Putin is keeping Russia together "through force and payoffs to regions and regional leaders." It has been compared to a khanate in which "local princes receive a license to rule from the chief khan in the Kremlin."
Mr Putin has reversed federalism, and turned Russia into a centralised state. He cancelled regional elections, imposed a “presidential” representative over the heads of governors and redistributed tax revenues in Moscow’s favour. But he did not build common institutions. The Russian state is seen not as an upholder of law but as a source of injustice and corruption.
In short, says the writer, Russia under Mr. Putin is much more fragile than it looks. As we examined in Part Two, Putin has made good use of both Russian nationalism and the Russian Orthodox religion to consolidate power. 

However, Russian federation members with high Muslim populations are not likely to be charmed and much more likely to feel disenfranchised both ethnically and on religious grounds. Islam is the predominant religion in Chechnya in the North Caucasus.
It is not alone. The ethnically Muslims are predominant in seven republics of the Russian Federation.
Approximately 800 kilometers (497 miles) east of Moscow.lies the Republic of Tatarstan, home to 2m Muslim ethnic Tatars. About 55% of the population there is Muslim.
In Dagestan, a staggering 83% of the population of Dagestan adheres to Islam, while a mere 2.4% to the Russian Orthodox Church. 
In this regard, Putin's nationalism and religion have been exceedingly short-sighted and has every likelihood of collapse in the long term. At worst, it could lead to religious conflict within Russian borders.
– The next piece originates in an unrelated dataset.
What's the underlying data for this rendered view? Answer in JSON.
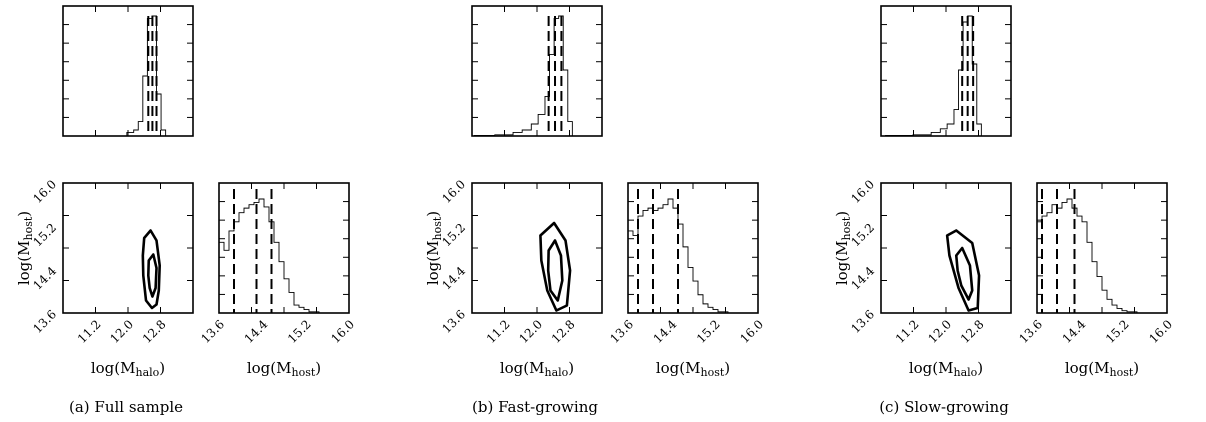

On a larger scale, the Economist article also paints a grim painting of one possible scenario. 
The spectre of disintegration is already haunting Russia. Politicians and pundits are scared to discuss it publicly. Shortly after annexing Crimea and stirring separatism in eastern Ukraine, the Kremlin introduced a law which makes “incitement of any action undermining Russia’s own territorial integrity” a criminal offence.
In fact, it is Russia's expansionist policies that had posed the greatest threat to Russia's territorial integrity. 

Ukraine set a bad example. By claiming it to be a part of Russia, he has increased the suspicion that Russia will not use similar force against any other neighbor.
Putin opened a Pandora’s box of backlash from former Soviet states.
Mr Putin brought into motion forces that thrive on war and nationalism. These are not the forces of imperial expansion—Russia lacks the dynamism, resources and vision that empire-building requires. They are forces of chaos and disorganisation.
That's one opinion, of course. Time will show its validity. Yet, in the end, Putin managed to exchange liberty for stability and that stability is very likely to last only as long as he remains in control. 
After that, Russia, its neighbors and the rest of the world may enter into a new era of danger and confusion, not unlike the time that followed the fall of the Russia's newly sainted Czar Nicholas II.